Едва паром подвалил, как все зашумели. Люди, лошади и быки затопотали по толстому дощатому настилу, теснясь и толкаясь. Кто-то с громкой бранью оступился с берега в воду и зачерпнул в сапоги.
— Куды, к черту, прете! Потонете так! На всех места хватит! — суетливо размахивая руками, кричал старенький казачишка-паромщик на деревянной ноге. И правда, когда уже все разместились, достало бы места еще на добрый десяток возов.

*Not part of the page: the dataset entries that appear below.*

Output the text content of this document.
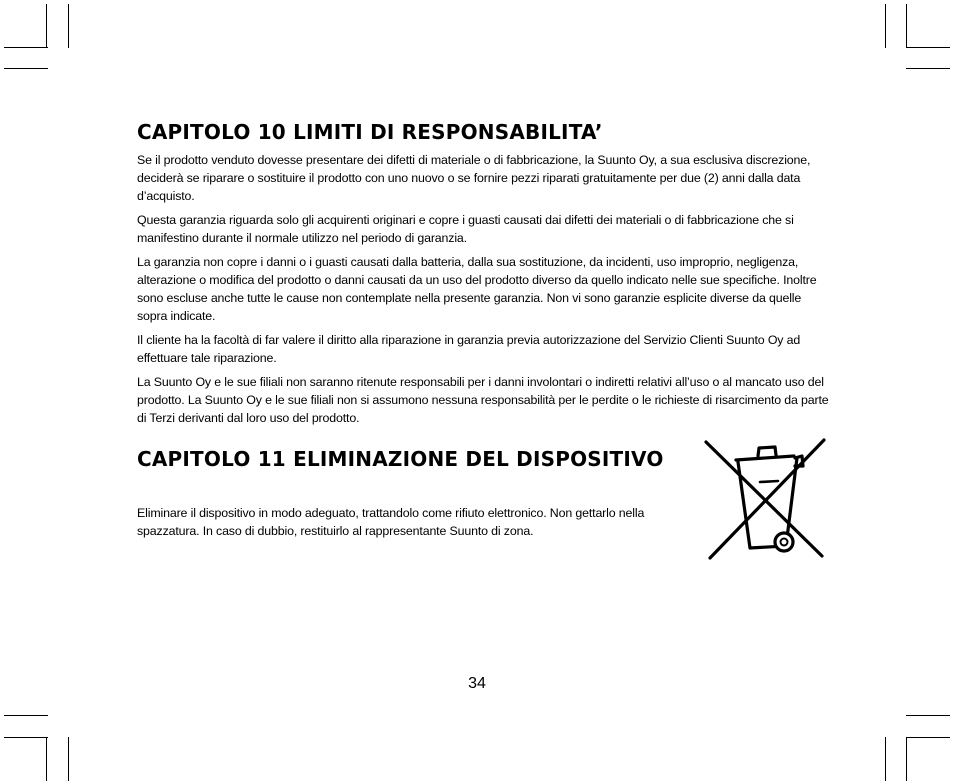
CAPITOLO 10 LIMITI DI RESPONSABILITA’

Se il prodotto venduto dovesse presentare dei difetti di materiale o di fabbricazione, la Suunto Oy, a sua esclusiva discrezione, deciderà se riparare o sostituire il prodotto con uno nuovo o se fornire pezzi riparati gratuitamente per due (2) anni dalla data d’acquisto.

Questa garanzia riguarda solo gli acquirenti originari e copre i guasti causati dai difetti dei materiali o di fabbricazione che si manifestino durante il normale utilizzo nel periodo di garanzia.

La garanzia non copre i danni o i guasti causati dalla batteria, dalla sua sostituzione, da incidenti, uso improprio, negligenza, alterazione o modifica del prodotto o danni causati da un uso del prodotto diverso da quello indicato nelle sue specifiche. Inoltre sono escluse anche tutte le cause non contemplate nella presente garanzia. Non vi sono garanzie esplicite diverse da quelle sopra indicate.

Il cliente ha la facoltà di far valere il diritto alla riparazione in garanzia previa autorizzazione del Servizio Clienti Suunto Oy ad effettuare tale riparazione.

La Suunto Oy e le sue filiali non saranno ritenute responsabili per i danni involontari o indiretti relativi all’uso o al mancato uso del prodotto. La Suunto Oy e le sue filiali non si assumono nessuna responsabilità per le perdite o le richieste di risarcimento da parte di Terzi derivanti dal loro uso del prodotto.

CAPITOLO 11 ELIMINAZIONE DEL DISPOSITIVO

Eliminare il dispositivo in modo adeguato, trattandolo come rifiuto elettronico. Non gettarlo nella spazzatura. In caso di dubbio, restituirlo al rappresentante Suunto di zona.

34
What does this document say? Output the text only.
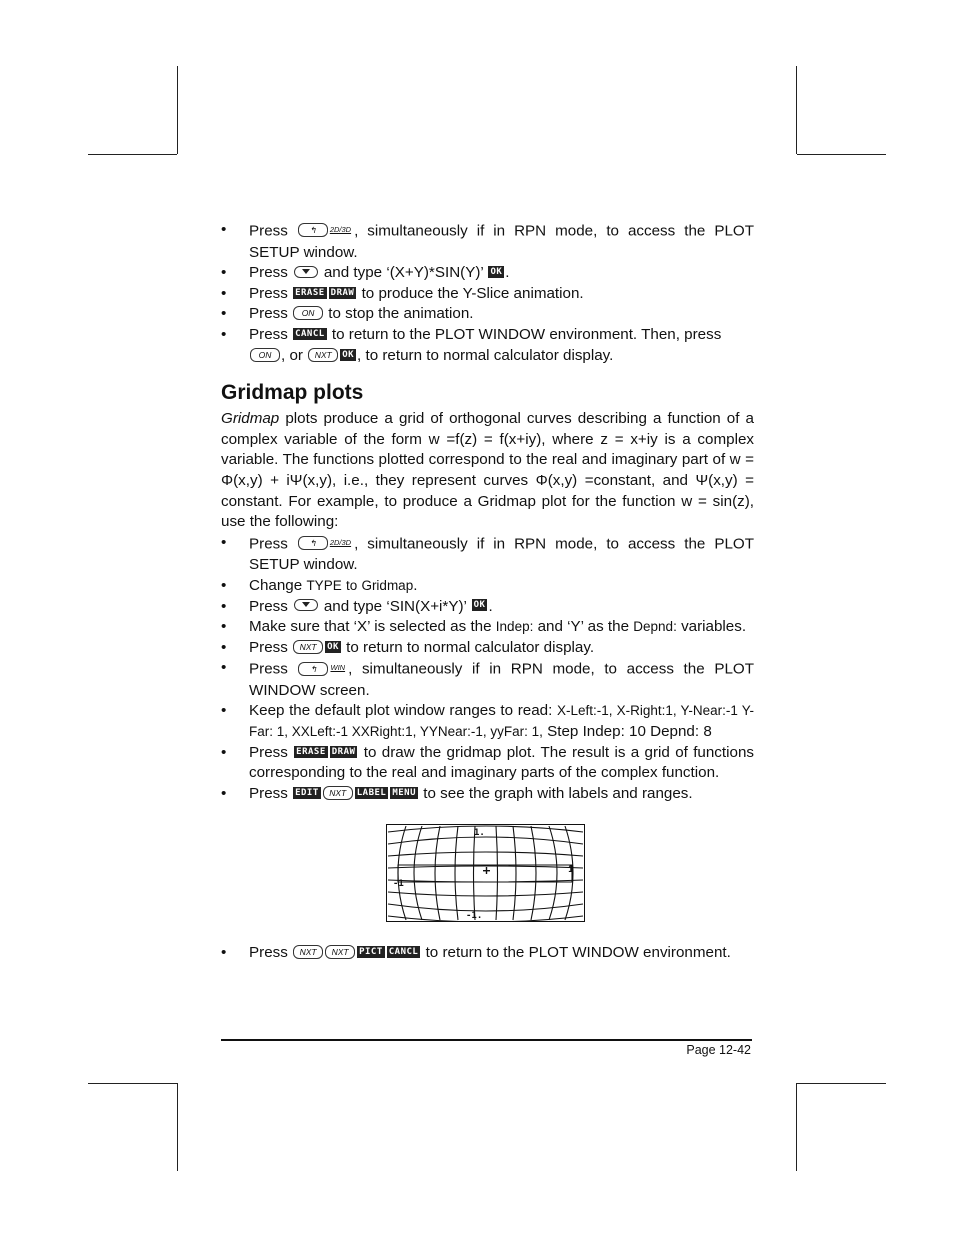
• Press	↰ 2D/3D , simultaneously if in RPN mode, to access the PLOT SETUP window.
• Press and type ‘(X+Y)*SIN(Y)’ OK .
• Press ERASE DRAW to produce the Y-Slice animation.
• Press ON to stop the animation.
• Press CANCL to return to the PLOT WINDOW environment. Then, press
ON , or NXT OK , to return to normal calculator display.
Gridmap plots
Gridmap plots produce a grid of orthogonal curves describing a function of a complex variable of the form w =f(z) = f(x+iy), where z = x+iy is a complex variable. The functions plotted correspond to the real and imaginary part of w = Φ(x,y) + iΨ(x,y), i.e., they represent curves Φ(x,y) =constant, and Ψ(x,y) = constant. For example, to produce a Gridmap plot for the function w = sin(z), use the following:
• Press	↰ 2D/3D , simultaneously if in RPN mode, to access the PLOT SETUP window.
• Change TYPE to Gridmap.
• Press and type ‘SIN(X+i*Y)’ OK .
• Make sure that ‘X’ is selected as the Indep: and ‘Y’ as the Depnd: variables.
• Press NXT OK to return to normal calculator display.
• Press	↰ WIN , simultaneously if in RPN mode, to access the PLOT WINDOW screen.
• Keep the default plot window ranges to read: X-Left:-1, X-Right:1, Y-Near:-1 Y-Far: 1, XXLeft:-1 XXRight:1, YYNear:-1, yyFar: 1, Step Indep: 10 Depnd: 8
• Press ERASE DRAW to draw the gridmap plot. The result is a grid of functions corresponding to the real and imaginary parts of the complex function.
• Press EDIT NXT LABEL MENU to see the graph with labels and ranges.
1.
-1
1
-1.
• Press NXT NXT PICT CANCL to return to the PLOT WINDOW environment.
Page 12-42
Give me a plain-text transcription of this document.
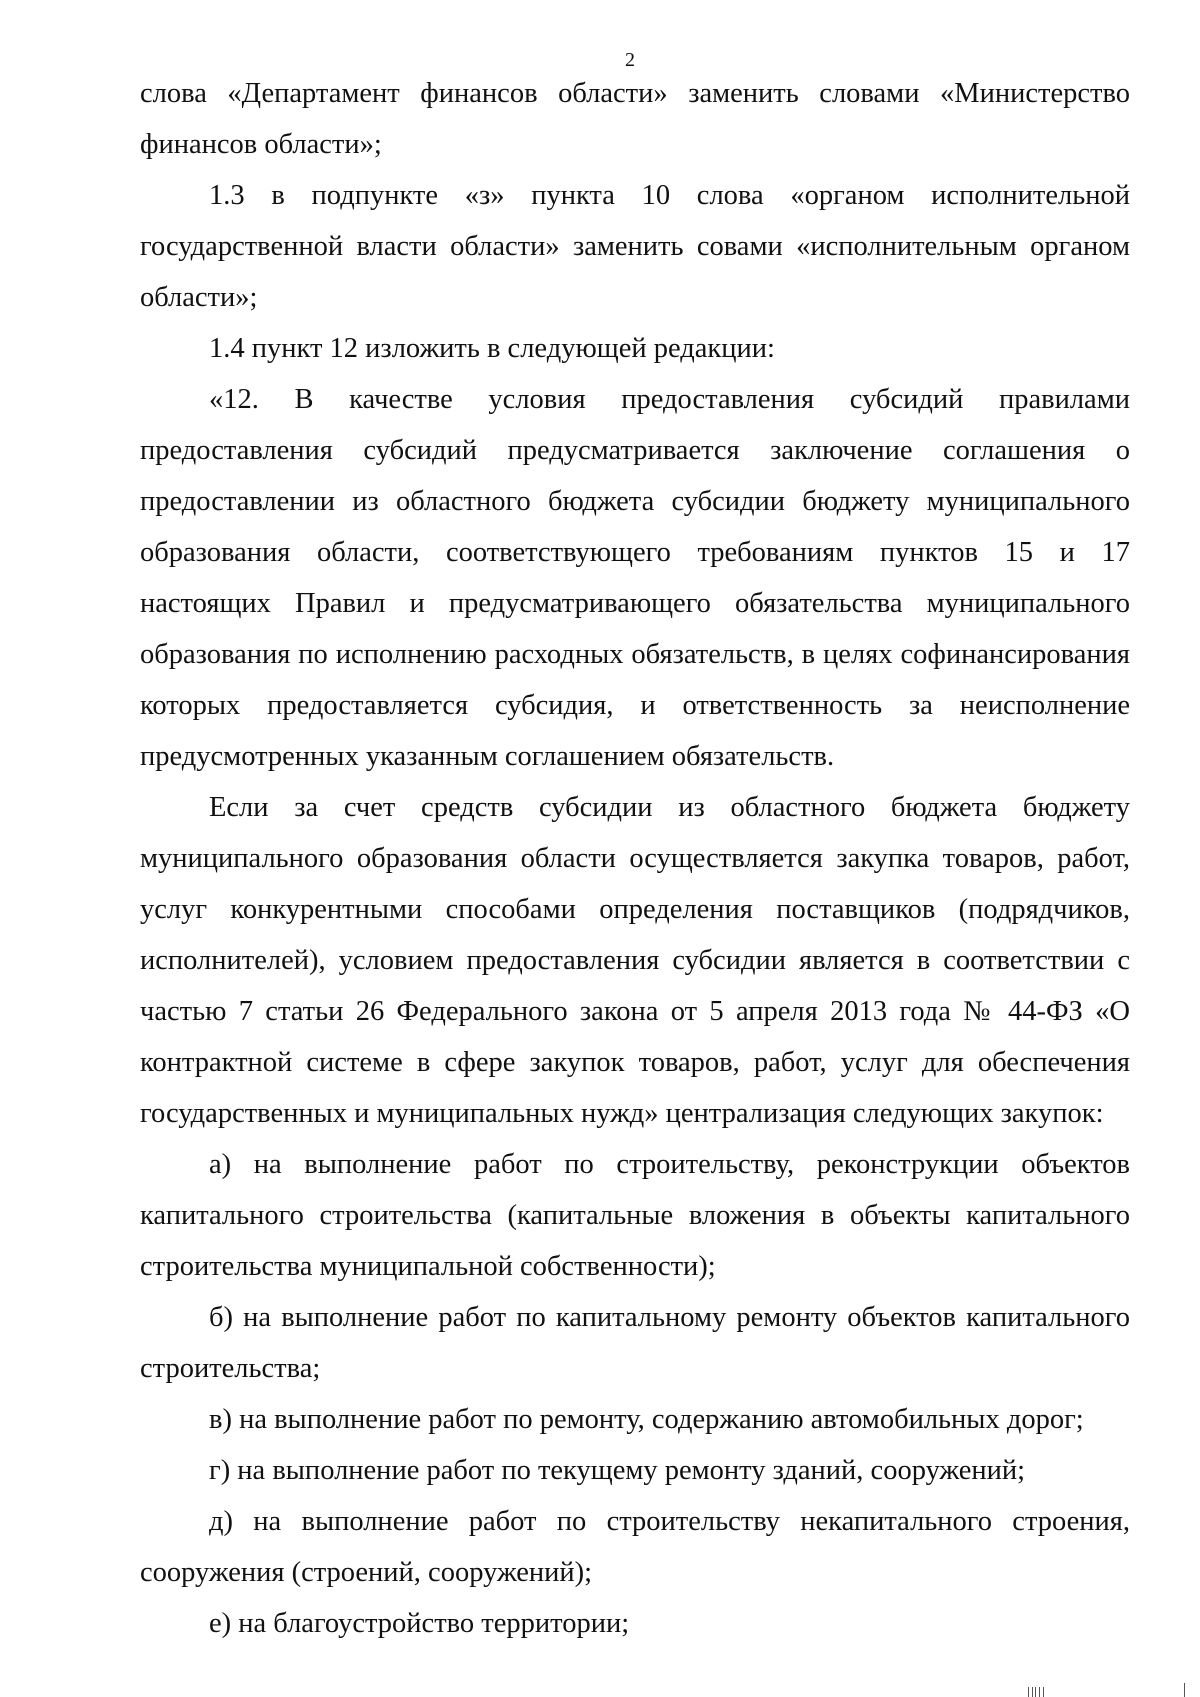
2

слова «Департамент финансов области» заменить словами «Министерство финансов области»;

1.3 в подпункте «з» пункта 10 слова «органом исполнительной государственной власти области» заменить совами «исполнительным органом области»;

1.4 пункт 12 изложить в следующей редакции:

«12. В качестве условия предоставления субсидий правилами предоставления субсидий предусматривается заключение соглашения о предоставлении из областного бюджета субсидии бюджету муниципального образования области, соответствующего требованиям пунктов 15 и 17 настоящих Правил и предусматривающего обязательства муниципального образования по исполнению расходных обязательств, в целях софинансирования которых предоставляется субсидия, и ответственность за неисполнение предусмотренных указанным соглашением обязательств.

Если за счет средств субсидии из областного бюджета бюджету муниципального образования области осуществляется закупка товаров, работ, услуг конкурентными способами определения поставщиков (подрядчиков, исполнителей), условием предоставления субсидии является в соответствии с частью 7 статьи 26 Федерального закона от 5 апреля 2013 года № 44-ФЗ «О контрактной системе в сфере закупок товаров, работ, услуг для обеспечения государственных и муниципальных нужд» централизация следующих закупок:

а) на выполнение работ по строительству, реконструкции объектов капитального строительства (капитальные вложения в объекты капитального строительства муниципальной собственности);

б) на выполнение работ по капитальному ремонту объектов капитального строительства;

в) на выполнение работ по ремонту, содержанию автомобильных дорог;

г) на выполнение работ по текущему ремонту зданий, сооружений;

д) на выполнение работ по строительству некапитального строения, сооружения (строений, сооружений);

е) на благоустройство территории;
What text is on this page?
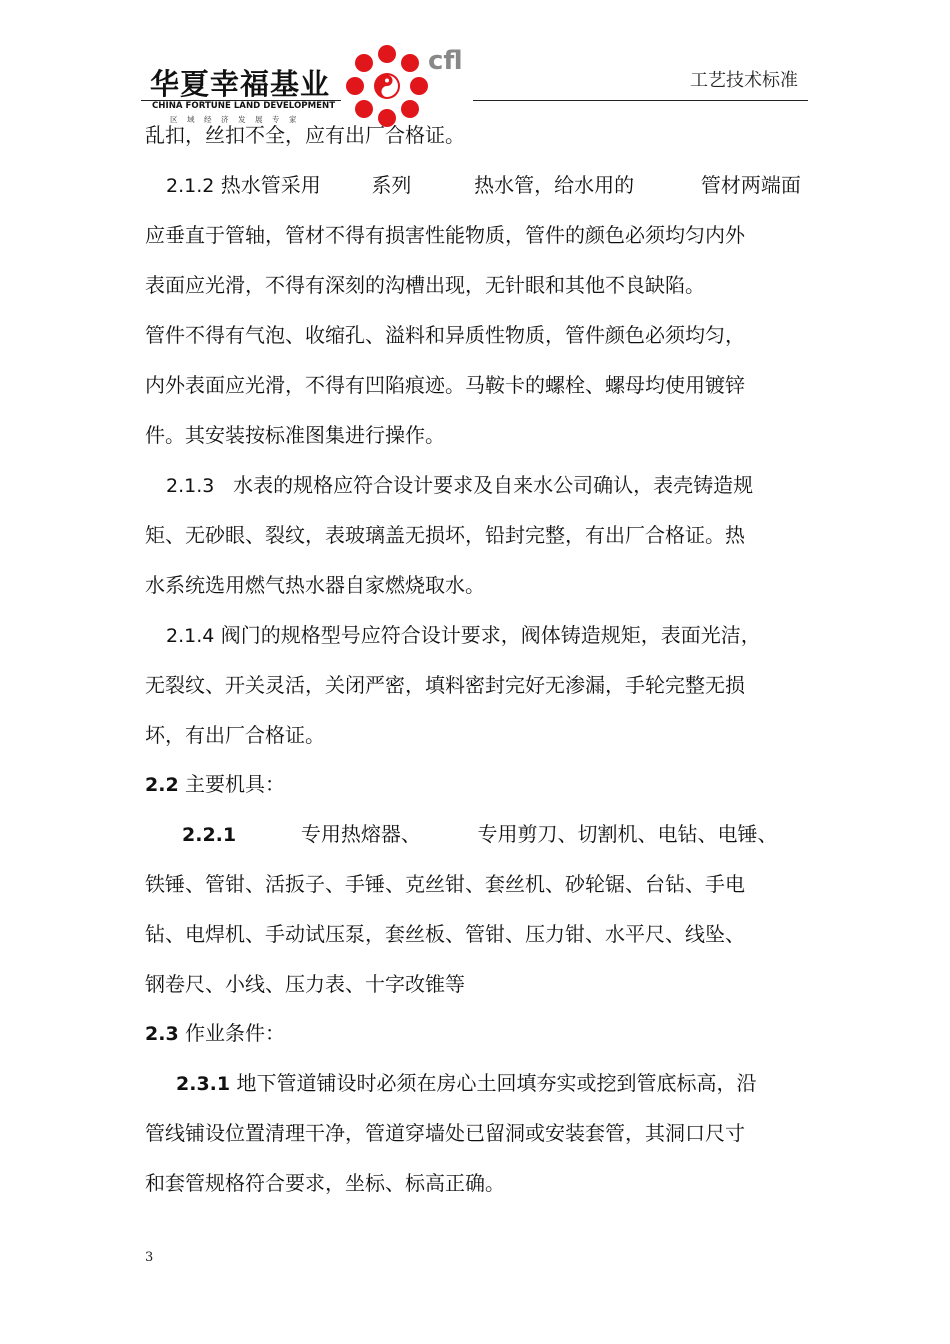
华夏幸福基业
CHINA FORTUNE LAND DEVELOPMENT
区域经济发展专家
cfl
工艺技术标准
乱扣，丝扣不全，应有出厂合格证。
2.1.2 热水管采用	系列	热水管，给水用的	管材两端面
应垂直于管轴，管材不得有损害性能物质，管件的颜色必须均匀内外
表面应光滑，不得有深刻的沟槽出现，无针眼和其他不良缺陷。
管件不得有气泡、收缩孔、溢料和异质性物质，管件颜色必须均匀，
内外表面应光滑，不得有凹陷痕迹。马鞍卡的螺栓、螺母均使用镀锌
件。其安装按标准图集进行操作。
2.1.3 水表的规格应符合设计要求及自来水公司确认，表壳铸造规
矩、无砂眼、裂纹，表玻璃盖无损坏，铅封完整，有出厂合格证。热
水系统选用燃气热水器自家燃烧取水。
2.1.4 阀门的规格型号应符合设计要求，阀体铸造规矩，表面光洁，
无裂纹、开关灵活，关闭严密，填料密封完好无渗漏，手轮完整无损
坏，有出厂合格证。
2.2 主要机具：
2.2.1	专用热熔器、	专用剪刀、切割机、电钻、电锤、
铁锤、管钳、活扳子、手锤、克丝钳、套丝机、砂轮锯、台钻、手电
钻、电焊机、手动试压泵，套丝板、管钳、压力钳、水平尺、线坠、
钢卷尺、小线、压力表、十字改锥等
2.3 作业条件：
2.3.1 地下管道铺设时必须在房心土回填夯实或挖到管底标高，沿
管线铺设位置清理干净，管道穿墙处已留洞或安装套管，其洞口尺寸
和套管规格符合要求，坐标、标高正确。
3
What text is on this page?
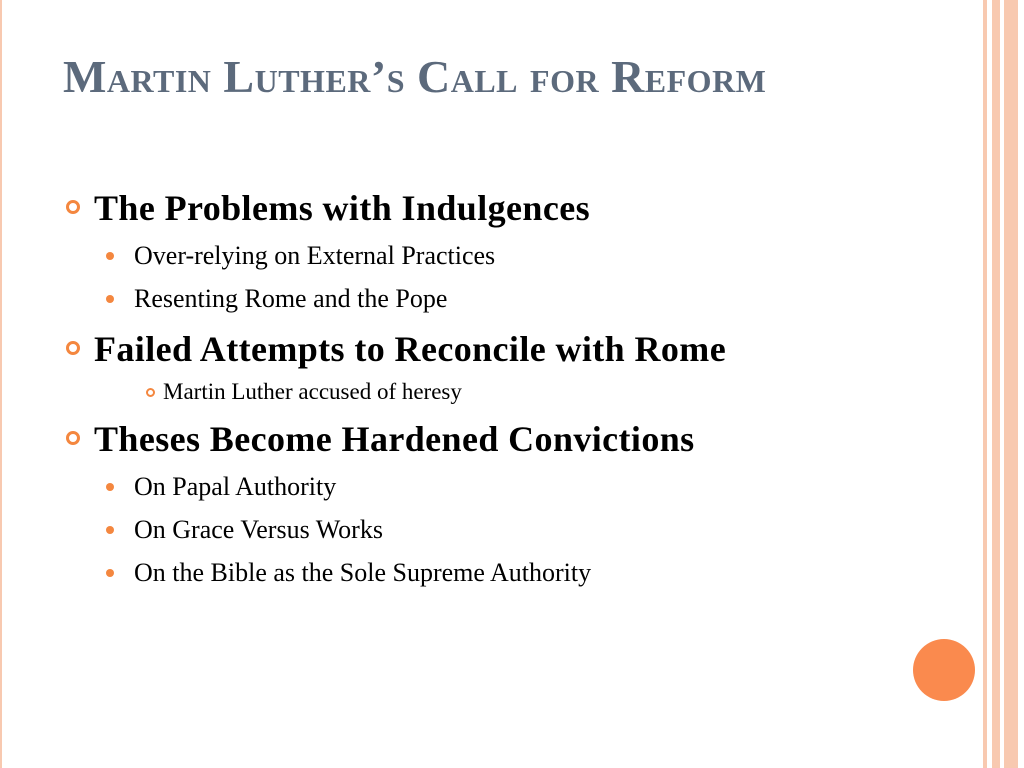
Martin Luther’s Call for Reform
The Problems with Indulgences
Over-relying on External Practices
Resenting Rome and the Pope
Failed Attempts to Reconcile with Rome
Martin Luther accused of heresy
Theses Become Hardened Convictions
On Papal Authority
On Grace Versus Works
On the Bible as the Sole Supreme Authority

Две молоденькие казачки в теплых кацавеях под общие веселые шутки вбежали последними на паром.
— Давай навались! — неожиданным атаманским покриком загремел паромщик, расправив седую бороду и повелительно сверкнув из-под шапки глазами на всю толпу казаков.
— Взя-ли! Дру-уж-но! — поплевав на ладони, подхватили казаки.
И под гомон голосов тяжелый, неуклюжий паром со скрипом пополз обратно.
С разных сторон к Черкасску сплывались рыбачьи ладьи, нагруженные мокрыми сетями и свежей добычей, еще трепетавшей живым серебром на солнце.
Радостно смеющимися глазами посматривал Стенька на реку, на казаков, на молоденьких припоздавших девушек, о чем-то со смехом шептавшихся между собою. Он гордился своим серым, в яблоках, коником и своей казацкой осанкой. Была бы трубка в зубах, и он пустил бы такой же пышный куст сизого дыма, как тот бородастый казак на волах…
Молоденькие казачки, шепчась, взглянули на юного казака и захихикали. Степан, стараясь не показать смущения, перевел взгляд на кручу правого берега, теперь залитого солнцем, и увидел там ватагу скачущих всадников.
— Дывись, атаманы, что там за вершники! — воскликнул Степан, довольный, что первым увидел на берегу поспешавших казаков. Все оглянулись.